LOS ANGELES, California, August 22, 2003 - Epeius Biotechnologies Corporation ("Epeius" www.epeiusbiotech.com) today announced that the FDA has approved REXIN-G, the world's first tumor-targeted injectable gene therapy vector, as an orphan drug for pancreatic cancer. The FDA's decision to approve REXIN-G was based on objective demonstrations of medical plausibility of REXIN-G as an effective treatment for pancreatic cancer. The major benefit to the company is market exclusivity for the REXIN-G product for all types of pancreatic cancer. This represents a highly significant milestone for Epeius Biotechnologies since its lead product, REXIN-G, is the first gene therapy product to gain FDA orphan drug designation for pancreatic cancer.

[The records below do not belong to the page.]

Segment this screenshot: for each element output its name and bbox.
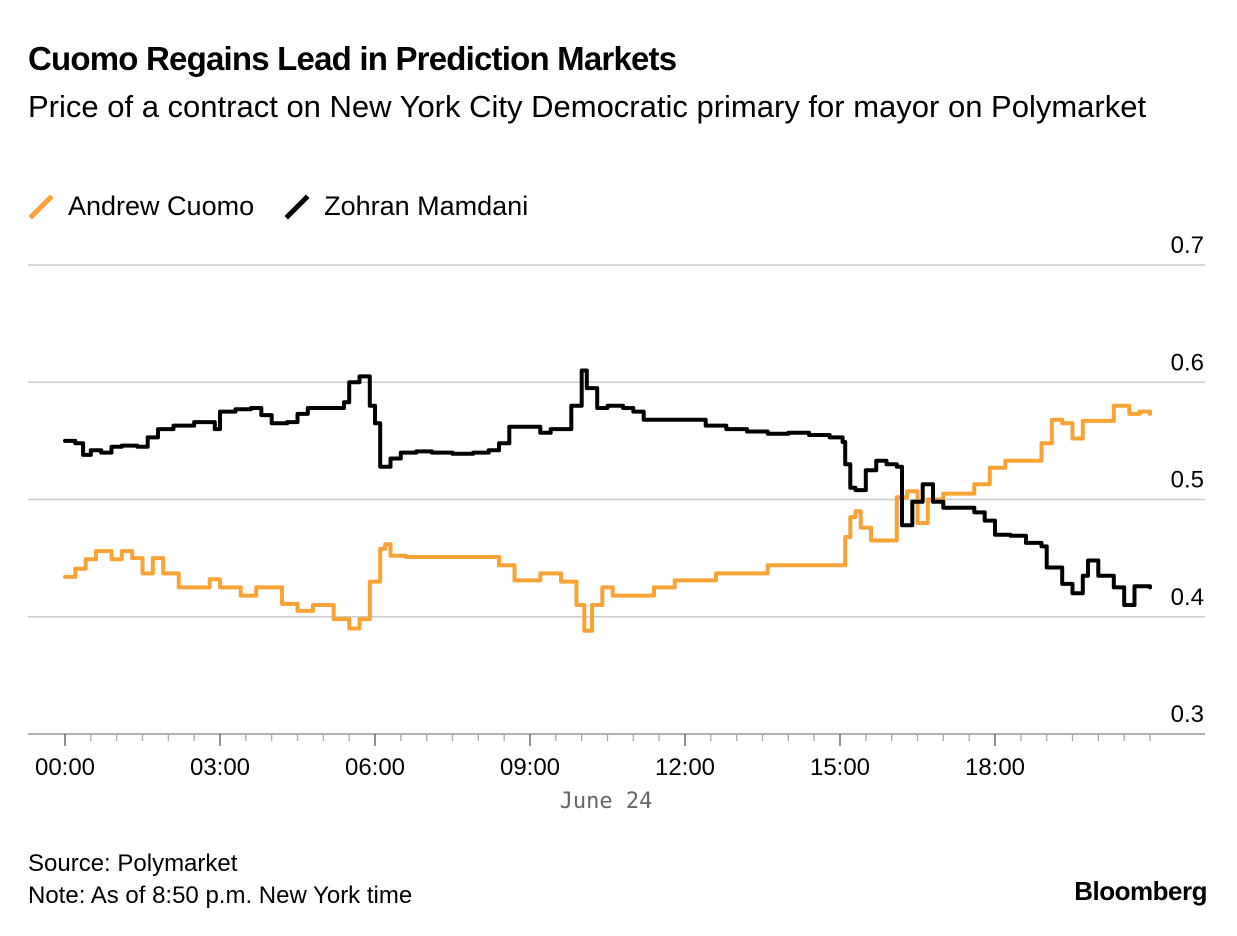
- x-tick-label: 15:00: [810, 754, 870, 781]
- x-date-label: June 24: [560, 789, 653, 814]
- source-note: Source: Polymarket: [28, 850, 238, 877]
- x-tick-label: 00:00: [35, 754, 95, 781]
- y-tick-label: 0.6: [1171, 349, 1204, 376]
- legend-swatch-mamdani: [284, 194, 310, 220]
- x-tick-label: 12:00: [655, 754, 715, 781]
- y-tick-label: 0.5: [1171, 467, 1204, 494]
- legend-swatch-cuomo: [28, 194, 54, 220]
- y-tick-label: 0.3: [1171, 701, 1204, 728]
- chart-subtitle: Price of a contract on New York City Dem…: [28, 89, 1147, 124]
- bloomberg-logo: Bloomberg: [1074, 876, 1207, 906]
- x-tick-label: 03:00: [190, 754, 250, 781]
- legend-label-cuomo: Andrew Cuomo: [68, 190, 255, 221]
- x-tick-label: 18:00: [965, 754, 1025, 781]
- time-note: Note: As of 8:50 p.m. New York time: [28, 882, 413, 909]
- legend: Andrew Cuomo Zohran Mamdani: [28, 186, 558, 226]
- legend-item-mamdani: Zohran Mamdani: [284, 191, 528, 222]
- y-tick-label: 0.7: [1171, 232, 1204, 259]
- legend-label-mamdani: Zohran Mamdani: [324, 190, 529, 221]
- footer: Source: Polymarket Note: As of 8:50 p.m.…: [28, 848, 412, 912]
- x-tick-label: 06:00: [345, 754, 405, 781]
- legend-item-cuomo: Andrew Cuomo: [28, 191, 254, 222]
- y-tick-label: 0.4: [1171, 584, 1204, 611]
- chart-title: Cuomo Regains Lead in Prediction Markets: [28, 40, 677, 77]
- series-line-mamdani: [63, 368, 1152, 607]
- x-tick-label: 09:00: [500, 754, 560, 781]
- series-line-cuomo: [63, 403, 1152, 633]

Epeius also announced that the Company has executed a screening agreement with the National Cancer Institute wherein NCI scientists will evaluate the activity of REXIN-G and other promising targeted gene therapy products at the NCI. In an interview with Dr. Frederick L. Hall, President and CEO of Epeius Biotechnologies, Dr. Hall emphasized that "Federal and State support is vital to an emerging biotech company like Epeius, to expedite the advancement of REXIN-G and other targeted genetic medicines to the clinic for the benefit of cancer patients. The screening agreement is an important first step.

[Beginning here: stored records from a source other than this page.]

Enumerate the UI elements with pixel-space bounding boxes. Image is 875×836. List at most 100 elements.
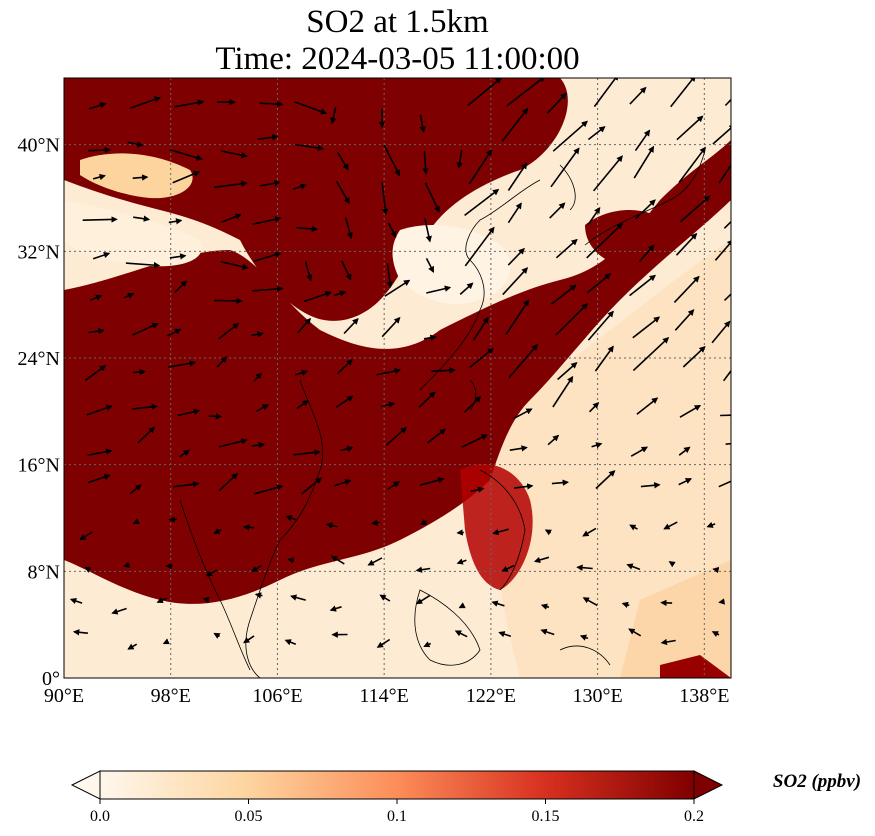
wind-arrow [670,78,696,108]
colorbar: 0.0 0.05 0.1 0.15 0.2 SO2 (ppbv) [70,770,861,825]
wind-arrow [88,146,112,154]
wind-arrow [723,220,731,229]
wind-arrow [132,174,149,181]
wind-arrow [454,630,468,638]
map-time: Time: 2024-03-05 11:00:00 [215,41,580,77]
wind-arrow [129,96,162,109]
wind-arrow [330,107,337,125]
colorbar-tick-label: 0.2 [684,808,704,825]
wind-arrow [168,218,183,225]
wind-arrow [588,401,600,413]
wind-arrow [723,292,731,301]
wind-arrow [594,345,614,372]
wind-arrow [426,285,452,294]
wind-arrow [380,401,396,408]
wind-arrow [253,251,282,262]
wind-arrow [284,639,297,646]
wind-arrow [423,641,432,648]
wind-arrow [711,631,720,637]
wind-arrow [383,144,401,177]
coast-borneo [414,589,481,666]
wind-vectors [69,78,731,650]
wind-arrow [582,527,597,537]
wind-arrow [458,602,466,609]
wind-arrow [287,557,295,564]
wind-arrow [579,634,589,641]
wind-arrow [468,149,493,185]
field-patch-nw [80,153,193,199]
wind-arrow [218,322,240,340]
wind-arrow [132,518,140,525]
wind-arrow [172,170,201,184]
wind-arrow [426,428,447,444]
field-patch-east [491,240,731,678]
field-patch-clean-west [64,200,202,267]
wind-arrow [634,199,656,220]
wind-arrow [555,303,589,336]
wind-arrow [205,569,218,577]
wind-arrow [472,316,489,341]
wind-arrow [387,481,401,490]
wind-arrow [706,521,716,528]
wind-arrow [595,470,616,490]
lat-tick-label: 8°N [28,561,60,583]
wind-arrow [86,404,113,416]
wind-arrow [418,391,436,408]
wind-arrow [549,202,566,219]
lon-tick-label: 90°E [44,685,84,707]
wind-arrow [464,226,495,267]
gridlines [64,78,731,678]
wind-arrow [218,472,239,492]
wind-arrow [89,294,103,302]
wind-arrow [167,328,182,337]
wind-arrow [464,188,500,217]
wind-arrow [87,448,113,456]
field-patch-philippines [460,464,533,590]
wind-arrow [507,247,525,266]
wind-arrow [424,218,432,243]
wind-arrow [137,426,156,444]
wind-arrow [640,482,661,489]
wind-arrow [387,222,397,238]
wind-arrow [660,638,676,646]
wind-arrow [629,524,638,531]
wind-arrow [304,261,313,282]
wind-arrow [718,598,726,605]
wind-arrow [550,147,580,188]
wind-arrow [415,566,431,573]
wind-arrow [335,395,354,408]
wind-arrow [296,399,309,410]
wind-arrow [202,596,210,604]
wind-arrow [367,557,383,566]
wind-arrow [501,107,529,142]
wind-arrow [329,605,342,612]
wind-arrow [251,564,263,573]
wind-arrow [257,134,279,141]
wind-arrow [69,597,83,605]
wind-arrow [371,519,380,526]
wind-arrow [633,145,655,179]
wind-arrow [111,607,127,615]
wind-arrow [718,480,731,488]
wind-arrow [344,217,353,240]
wind-arrow [381,182,389,216]
wind-arrow [252,216,282,225]
wind-arrow [293,449,321,456]
wind-arrow [337,151,349,171]
wind-arrow [174,280,188,293]
wind-arrow [533,556,550,564]
wind-arrow [79,531,93,541]
wind-arrow [424,182,440,213]
wind-arrow [123,561,131,568]
wind-arrow [626,563,641,571]
wind-arrow [720,414,731,417]
wind-arrow [169,253,187,260]
wind-arrow [169,148,203,161]
wind-arrow [508,343,539,379]
wind-arrow [218,438,248,448]
wind-arrow [292,183,308,191]
wind-arrow [632,337,670,372]
wind-arrow [513,408,533,420]
wind-arrow [674,309,695,331]
colorbar-extend-high [693,770,724,800]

ABOUT EPEIUS: The mission of Epeius Biotechnologies is to develop and commercialize the first truly effective Targeted Delivery System (TDS) that can be injected directly into a vein to deliver genes and molecular therapeutics preferentially to cancerous tumors that have spread throughout the body (metastatic cancer), without eliciting systemic side effects or organ damage. REXIN-G is the first targeted injectable gene therapy vector that has been approved by both the U.S. FDA and the Philippine BFAD (FDA counterpart) for use in Phase I/II cancer clinical trials. The encouraging results of the first human experience using REXIN-G as intravenous infusions for advanced pancreatic cancer will be presented at the SRI Nucleic Acid World Summit meeting in Boston on September 16, 2003 by Dr. Erlinda M. Gordon, Medical Director of Epeius.